Why Your Company Needs an Editorial Calendar and How to Get Started

Dan Silber    By under Content Strategy.

Editorial CalendarThis is a guest post by Amanda DiSilvestro. She writes for HigherVisibility.com, a nationally recognized SEO consulting firm that offers national and local SEO services to a wide range of companies across the country.

Companies have quickly caught onto the fact that guest blogging, if done correctly, works. It works well whether you're writing for another site or another site is writing for you because it helps you share audiences. Your SEO efforts will improve because you will get a link back from the site where you're offering content, and your social media efforts will improve because you'll be able to reach a whole new audience who is interested in your material. This will help you connect and follow both those in the industry as well as potential customers and/or clients. So what's not to love?

The answer: Scheduling. Any editor will tell you that managing content is much more difficult than it seems at first glance. You have to deal with all different kinds of requests--one site may want to write for your blog the first Thursday of every month, another site may be interested in every Wednesday, another site could want to try it out for one or two articles first, etc.

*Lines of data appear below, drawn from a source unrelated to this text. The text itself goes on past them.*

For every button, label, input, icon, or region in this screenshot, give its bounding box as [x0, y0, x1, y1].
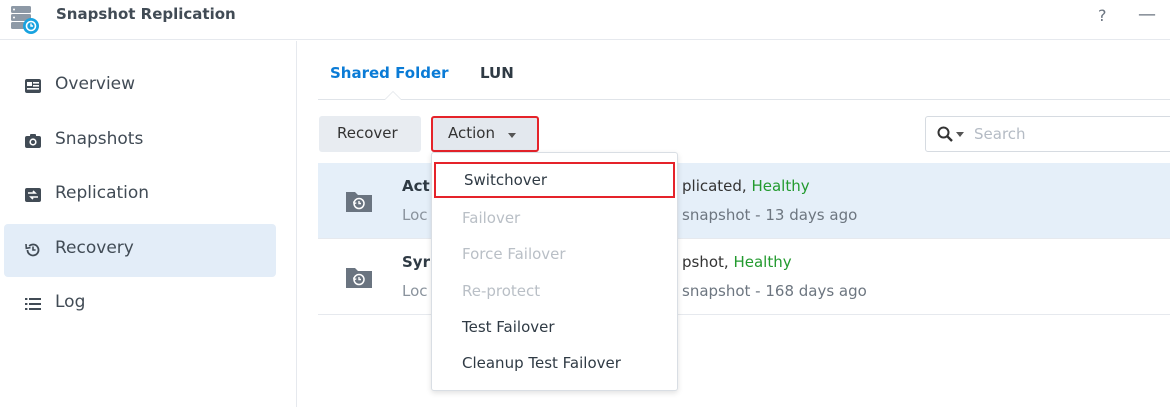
replication-icon — [25, 188, 41, 202]
row-name: Act — [402, 177, 430, 195]
menu-item-label: Test Failover — [462, 318, 555, 336]
row-name: Syr — [402, 253, 430, 271]
search-input[interactable] — [974, 123, 1164, 145]
recovery-folder-icon — [346, 192, 372, 212]
recover-button[interactable]: Recover — [319, 116, 421, 152]
action-dropdown-menu: Switchover Failover Force Failover Re-pr… — [431, 152, 678, 391]
recover-button-label: Recover — [337, 124, 398, 142]
search-box[interactable] — [925, 116, 1170, 152]
menu-item-label: Force Failover — [462, 245, 566, 263]
row-status-text: pshot, — [682, 253, 734, 271]
sidebar-item-overview[interactable]: Overview — [4, 60, 276, 113]
health-status: Healthy — [751, 177, 810, 195]
menu-item-switchover[interactable]: Switchover — [434, 162, 675, 198]
tab-lun[interactable]: LUN — [480, 64, 514, 82]
menu-item-force-failover: Force Failover — [432, 236, 677, 272]
title-bar: Snapshot Replication ? — — [0, 0, 1170, 40]
action-button[interactable]: Action — [431, 116, 539, 152]
menu-item-label: Failover — [462, 209, 521, 227]
sidebar-item-label: Log — [55, 292, 86, 312]
active-tab-indicator-fill — [385, 92, 401, 100]
row-status: plicated, Healthy — [682, 177, 810, 195]
sidebar-item-log[interactable]: Log — [4, 278, 276, 331]
sidebar-item-snapshots[interactable]: Snapshots — [4, 115, 276, 168]
recovery-folder-icon — [346, 268, 372, 288]
chevron-down-icon[interactable] — [956, 132, 964, 137]
sidebar-item-label: Recovery — [55, 238, 134, 258]
tab-shared-folder[interactable]: Shared Folder — [330, 64, 449, 82]
tab-divider — [318, 99, 1170, 100]
menu-item-test-failover[interactable]: Test Failover — [432, 309, 677, 345]
menu-item-cleanup-test-failover[interactable]: Cleanup Test Failover — [432, 345, 677, 381]
menu-item-label: Re-protect — [462, 282, 541, 300]
app-title: Snapshot Replication — [56, 5, 236, 23]
row-location: Loc — [402, 282, 428, 300]
health-status: Healthy — [733, 253, 792, 271]
sidebar-item-label: Snapshots — [55, 129, 144, 149]
sidebar-item-label: Replication — [55, 183, 150, 203]
row-location: Loc — [402, 206, 428, 224]
row-status-text: plicated, — [682, 177, 752, 195]
minimize-button[interactable]: — — [1138, 4, 1156, 25]
sidebar-item-recovery[interactable]: Recovery — [4, 224, 276, 277]
search-icon[interactable] — [936, 125, 954, 143]
action-button-label: Action — [448, 124, 495, 142]
menu-item-label: Switchover — [464, 171, 548, 189]
help-button[interactable]: ? — [1098, 6, 1107, 25]
recovery-icon — [25, 243, 40, 257]
chevron-down-icon — [508, 133, 516, 138]
row-snapshot-time: snapshot - 168 days ago — [682, 282, 867, 300]
list-icon — [25, 298, 41, 310]
overview-icon — [25, 79, 41, 93]
row-snapshot-time: snapshot - 13 days ago — [682, 206, 858, 224]
camera-icon — [25, 134, 41, 148]
row-status: pshot, Healthy — [682, 253, 792, 271]
sidebar-item-label: Overview — [55, 74, 136, 94]
menu-item-label: Cleanup Test Failover — [462, 354, 621, 372]
menu-item-re-protect: Re-protect — [432, 273, 677, 309]
sidebar: Overview Snapshots Replication Recovery — [0, 41, 297, 407]
sidebar-item-replication[interactable]: Replication — [4, 169, 276, 222]
snapshot-replication-app-icon — [11, 6, 39, 34]
menu-item-failover: Failover — [432, 200, 677, 236]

In addition, it's also important that you schedule time so that you can write an article on your own blog. You want to make sure that the initial vision of your blog can remain intact despite all the different voices chiming in with opinions. For this reason, an editorial calendar is an absolutely necessity.

What is an Editorial Calendar, Anyway?

An editorial calendar is just a fancy way of saying "publishing schedule." It is a way of organizing all the content on a website and is particularly helpful when it comes to a website's blog. Even if you don't have a particular piece of content for a certain day, a calendar still works well because it will show that you have a space open. Many editors also use this schedule to write notes about content they hope to fill a certain time or a topic they are interested in for the future. Consider some of the other benefits of an editorial calendar:

5 Benefits of an Editorial Calendar

  1. Cover the Unexpected. You will be able to focus on the unexpected, alternative types of content. For example, if there is an event going on in your community that you would like to support on your blog, and editorial calendar will let you know when that will be possible.
  2. Communication. It allows for better teamwork and communication. Many larger blogs have several people managing content, so an editorial calendar will help keep everyone on the same page. No two articles will be published on the same day, and everyone will be able to see the article topics that have been/will be covered.
  3. Efficiency. It's very quick and simple to use an editorial calendar. Once you  have everything laid out, you will be able to see what tasks need to be completed and you can make sure you do not repeat something that has already been done.
  4. Stress. Many editors will tell you that managing a blog is stressful. However, an editorial calendar can help break up the priorities and tasks into day-to-day sections. This helps make things seem more manageable; thus reducing stress.
  5. Professionalism. Showing investors and/or advertisers your editorial calendar will show that you're organized and take pride in your content. Google has made it clear that content should be an extremely important part of any website (obviously), so companies you are trying to impress will be attracted to your organization.

How to Get Started Creating an Editorial Calendar

There are lots of different ways to set up an editorial calendar. It's all about personal preference. As long as you are staying organized and have your content laid out day by day, you have a successful editorial calendar. I have seen some people do this simply with a pencil and traditional calendar, but as your blog gets more popular you may want to consider going digital. Below lists three ways you can create an editorial calendar on your computer:

  1. Google Calendars. This tool works great because it can actually send you email messages to help remind you when content is due. The service offers many different templates so you can choose which one works best for your purposes. You can even find a few public templates in the Google Docs Template Gallery and then click on "calendars and schedules" on the left hand side. Below is a screenshot of what you will see if you click on the link:
    Google Docs Template Gallery
  2. Excel. Many editors feel comfortable using excel for their calendars. The program allows you to create different tabs for different projects. This can help you keep what has been published, what is pending, and what you hope to create all separate. You can also share this as a Google doc, which allows an entire team to work on the spreadsheet without any overlap. Visit Savvy B2B Marketing for a beautiful example of a successful excel-based editorial calendar. Again, you can use Google Docs which works in a very similar way in terms of layout (this is what I use).
  3. WordPress. This is the most popular option for editors today. Most editors are very comfortable with the program so the calendar plugin is the easiest solution. The plugin, which you can find here, actually lets you edit posts right in the calendar and it gives you the ability to move posts around as you wish. This works great if you have an unexpected guest post pop up and need to stick it somewhere in the middle. Below is a screenshot of what the plugin will look like:
    WordPress Calendar

The Takeaway

It may seem like a simple idea, but many editors still having gotten around to creating an editorial calendar. It will certainly take some effort at the start, but this should not discourage you from giving it a try. Even if you are have never been a plan-it kind of a person, an editorial calendar will likely be worth it in the end. If you're not into computers, try a traditional calendar, if you're not into planning, have someone manage the calendar for you. Take it from an editor and blogger--whatever you need to do to make this idea work for you is worth the little bit of effort, especially if you want your blog and content strategy to grow and evolve.